I've been wanting to tell you about my sister. When I was five, X and I would play with our Barbie and Ken dolls on the big wooden dining room table. We used books as room dividers, stood on their sides, piecing the table up into different rooms and apartments for all our Barbies and Kens (we had many). Our dolls had sex together, mashing their pelvises together at a curious diagonal, while standing up. We weren't aware of anything but heterosexuality, but we called the sex "muhfky-fuhfky" (a variant of "fuck"?) One day, my sister X, who was four years older than me, started tearing the heads and arms and legs off my female dolls. She didn't take any off her own. I was very frightened. When I complained, she just showed me where she had heaped my dolls' dismembered limbs and heads. Seeing the torn-off parts unbalanced me, too, as though someone had done that to people. But I couldn't get their arms and legs and heads back on again, and I had no more pleasure playing with my dolls again.
I don't know if this was the same point at which X began hitting me and biting me. Our four-year age difference made her far stronger, and I quickly became fundamentally afraid of her.

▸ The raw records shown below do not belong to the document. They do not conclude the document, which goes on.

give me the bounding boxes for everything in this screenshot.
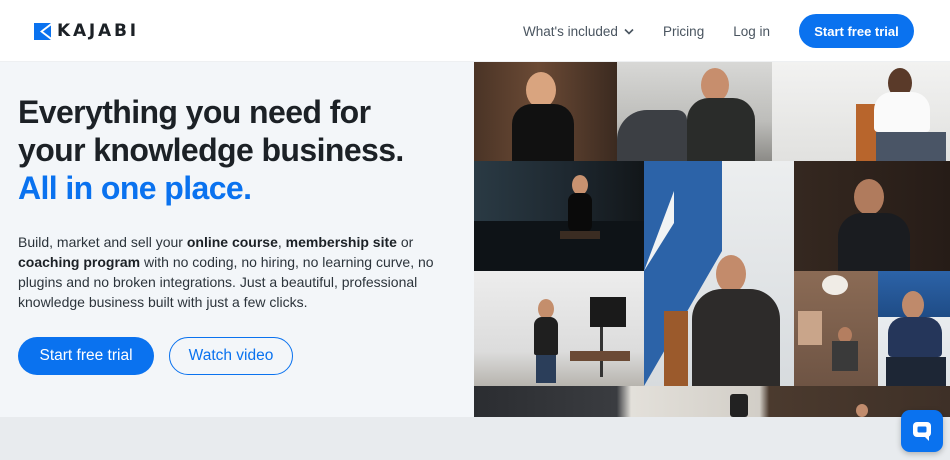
man-chair-gesturing-photo — [772, 62, 950, 161]
nav-pricing[interactable]: Pricing — [663, 24, 704, 39]
desc-text-3: or — [396, 234, 414, 250]
site-header: KAJABI What's included Pricing Log in St… — [0, 0, 950, 62]
logo-wordmark: KAJABI — [57, 21, 139, 41]
man-sitting-blue-wall-photo — [644, 161, 794, 386]
hero-watch-video-button[interactable]: Watch video — [169, 337, 293, 375]
man-motorcycle-photo — [617, 62, 772, 161]
chat-bubble-icon — [913, 422, 931, 441]
kajabi-logo[interactable]: KAJABI — [34, 21, 139, 41]
main-nav: What's included Pricing Log in Start fre… — [523, 14, 914, 48]
hero-start-trial-button[interactable]: Start free trial — [18, 337, 154, 375]
nav-login[interactable]: Log in — [733, 24, 770, 39]
man-portrait-photo — [794, 161, 950, 271]
chat-widget-button[interactable] — [901, 410, 943, 452]
desc-text-1: Build, market and sell your — [18, 234, 187, 250]
woman-smiling-photo — [474, 62, 617, 161]
desc-text-2: , — [277, 234, 286, 250]
nav-whats-included[interactable]: What's included — [523, 24, 634, 39]
desc-membership-site: membership site — [285, 234, 397, 250]
chevron-down-icon — [624, 28, 634, 35]
photo-collage — [474, 62, 950, 417]
desc-online-course: online course — [186, 234, 278, 250]
header-start-trial-button[interactable]: Start free trial — [799, 14, 914, 48]
woman-seated-studio-photo — [474, 161, 644, 271]
hero-headline: Everything you need for your knowledge b… — [18, 93, 468, 207]
headline-accent: All in one place. — [18, 170, 252, 206]
headline-line-1: Everything you need for — [18, 94, 371, 130]
kajabi-logo-icon — [34, 22, 51, 40]
man-seated-right-photo — [878, 271, 950, 386]
hero-section: Everything you need for your knowledge b… — [0, 62, 474, 417]
collage-bottom-photo — [474, 386, 950, 417]
desc-coaching-program: coaching program — [18, 254, 141, 270]
office-room-photo — [794, 271, 878, 386]
next-section-strip — [0, 417, 950, 460]
woman-presenting-studio-photo — [474, 271, 644, 386]
hero-description: Build, market and sell your online cours… — [18, 232, 450, 312]
headline-line-2: your knowledge business. — [18, 132, 404, 168]
nav-whats-included-label: What's included — [523, 23, 618, 39]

Her potential to harm me seemed uncanny, as though she were a werewolf or a ghost. She was always telling me she would "get me," which meant to me something like magically kill me or disable me via some gesture I could not resist.
One day, after X had done something scary to me that I can no longer remember, she came back into my room after I had finished crying. I told her I was angry. She said: "Oh no, I didn't do that to you, that was the bad X. I'm the good X!" I was horrified that she was trying to make me think that she was two different people (did she really think I was that dumb, merely because I was little?) Years later, I wondered if she did actually see herself as two people.
In our 20s and 30s, X and I actually became close for a while, when her sweet, warm, and mushy half would come out and nurture me. We would talk on the phone every night, tell each other about our day, she would even speak in a weird sort of baby talk to me. I didn't like the baby talk, but I liked having that warm connection with her. We would hang out on weekends. All until her menacing side would come out again and she would get in my face, call me "piece of shit" and "stupid," and try to force me to do things (give my stereo to her friend, spend more time with my mom, "move!" out of the precise point in space I occupied so that she could get in there instead).
Thankfully, I finally realized I was fully grown, and she had no power to force me to do anything if I didn't let her get near me. I stopped being in contact with her.
Sometime in my childhood, when I had only recently become a writer — 11, 12? — she tore up my writing. This was before the computer era, and it was the only copy of something I had written by hand. She hadn't read it, she just tore the piece up because it was important to me. No one has ever torn up my writing since then, but that elemental fear — that some writing I made would be torn to bits, as though I myself had been torn to pieces in a single moment like a piece of paper — has stayed with me. The sensation of what it must feel like for the paper to tear. Being fully effaced. The burning hurt of being torn across the web of my body in one easy motion, loud, so that no one could ever know me again. For it to be as though I’d never existed.
Whoa! I relate to this story. My sister is four years older than me and loved torturing me. Yours sounds a bit more extreme, but I feel your pain!